I took my shot and ate. It would be in the hands of the diabetes gods now.
As it turned out, I succeeded – sort of. A little later I felt low and was 44, just as I was two nights ago when we first arrived in Levoča. This is my lowest reading of the trip so far. I had some juice and chocolate.
I also got some insight into a piece of diabetes psychology: whereas the 44 two nights ago had driven me to distraction and melodramatic worry, this new 44 wasn’t a big deal, just something for me to take care of with food. Being low can be unpleasant but a lot of that unpleasantness can be in your brain, not physical.
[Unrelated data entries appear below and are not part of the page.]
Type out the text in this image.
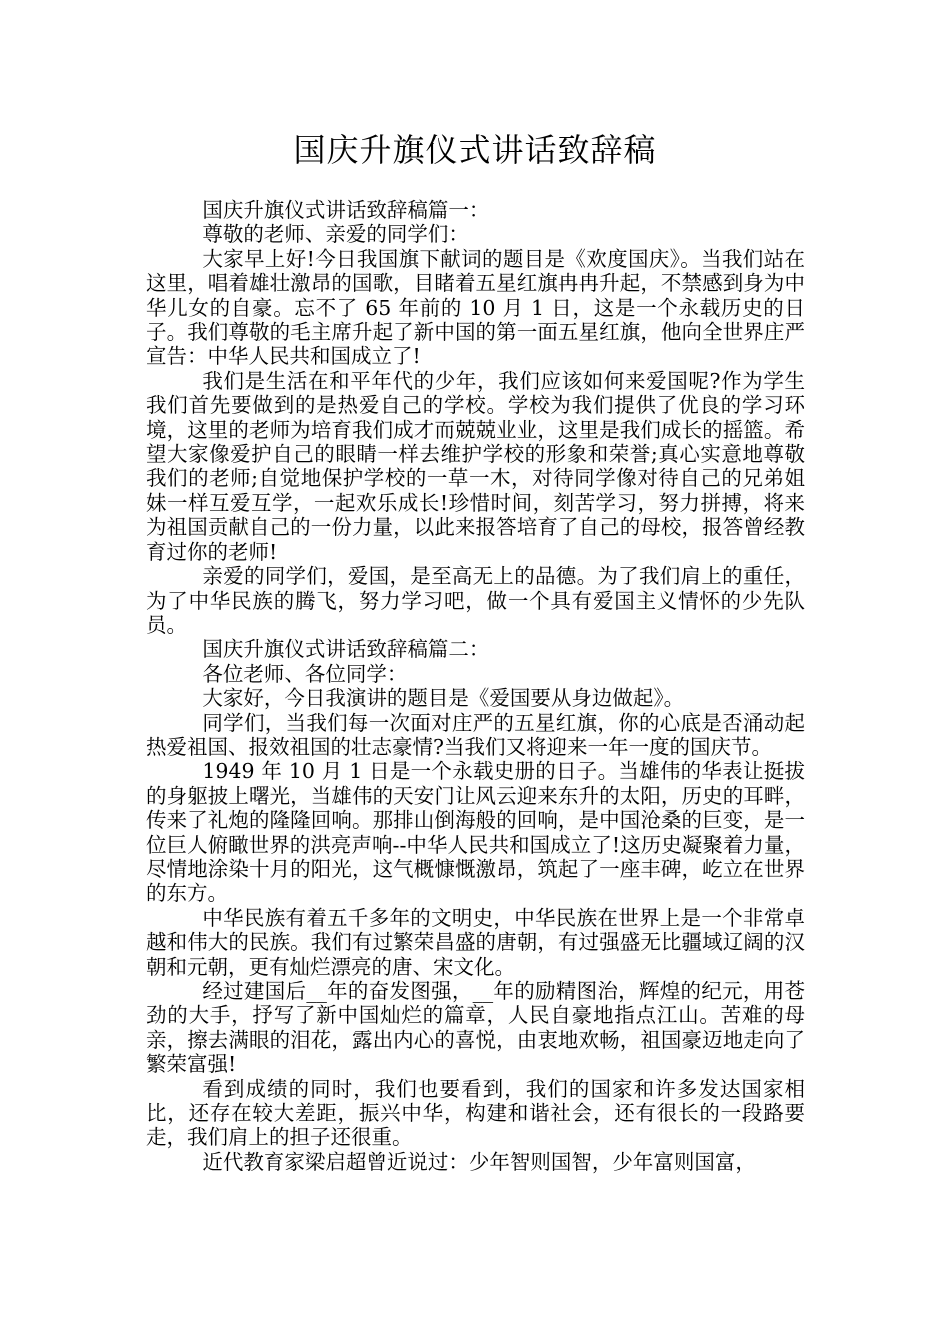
国庆升旗仪式讲话致辞稿

国庆升旗仪式讲话致辞稿篇一：

尊敬的老师、亲爱的同学们：

大家早上好!今日我国旗下献词的题目是《欢度国庆》。当我们站在这里，唱着雄壮激昂的国歌，目睹着五星红旗冉冉升起，不禁感到身为中华儿女的自豪。忘不了 65 年前的 10 月 1 日，这是一个永载历史的日子。我们尊敬的毛主席升起了新中国的第一面五星红旗，他向全世界庄严宣告：中华人民共和国成立了!

我们是生活在和平年代的少年，我们应该如何来爱国呢?作为学生我们首先要做到的是热爱自己的学校。学校为我们提供了优良的学习环境，这里的老师为培育我们成才而兢兢业业，这里是我们成长的摇篮。希望大家像爱护自己的眼睛一样去维护学校的形象和荣誉;真心实意地尊敬我们的老师;自觉地保护学校的一草一木，对待同学像对待自己的兄弟姐妹一样互爱互学，一起欢乐成长!珍惜时间，刻苦学习，努力拼搏，将来为祖国贡献自己的一份力量，以此来报答培育了自己的母校，报答曾经教育过你的老师!

亲爱的同学们，爱国，是至高无上的品德。为了我们肩上的重任，为了中华民族的腾飞，努力学习吧，做一个具有爱国主义情怀的少先队员。

国庆升旗仪式讲话致辞稿篇二：

各位老师、各位同学：

大家好，今日我演讲的题目是《爱国要从身边做起》。

同学们，当我们每一次面对庄严的五星红旗，你的心底是否涌动起热爱祖国、报效祖国的壮志豪情?当我们又将迎来一年一度的国庆节。

1949 年 10 月 1 日是一个永载史册的日子。当雄伟的华表让挺拔的身躯披上曙光，当雄伟的天安门让风云迎来东升的太阳，历史的耳畔，传来了礼炮的隆隆回响。那排山倒海般的回响，是中国沧桑的巨变，是一位巨人俯瞰世界的洪亮声响--中华人民共和国成立了!这历史凝聚着力量，尽情地涂染十月的阳光，这气概慷慨激昂，筑起了一座丰碑，屹立在世界的东方。

中华民族有着五千多年的文明史，中华民族在世界上是一个非常卓越和伟大的民族。我们有过繁荣昌盛的唐朝，有过强盛无比疆域辽阔的汉朝和元朝，更有灿烂漂亮的唐、宋文化。

经过建国后__年的奋发图强，__年的励精图治，辉煌的纪元，用苍劲的大手，抒写了新中国灿烂的篇章，人民自豪地指点江山。苦难的母亲，擦去满眼的泪花，露出内心的喜悦，由衷地欢畅，祖国豪迈地走向了繁荣富强!

看到成绩的同时，我们也要看到，我们的国家和许多发达国家相比，还存在较大差距，振兴中华，构建和谐社会，还有很长的一段路要走，我们肩上的担子还很重。

近代教育家梁启超曾近说过：少年智则国智，少年富则国富，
But at any rate, lows aside, I hadn’t had any high blood sugars all day and in fact hadn’t been over 130 all day. That’s a big step; now if I can learn to continue that pattern but avoid lows better I’ll be really cooking.
Tomorrow we are leaving lovely Levoča to embark on a still-vaguely-understood series of trains and ropeways in the High Tatras mountains near town, after which we’ll take another series of passenger services to the town of Hummené in eastern Slovakia.
Fantastic day today and Slovakia continues to impress. What a great trip!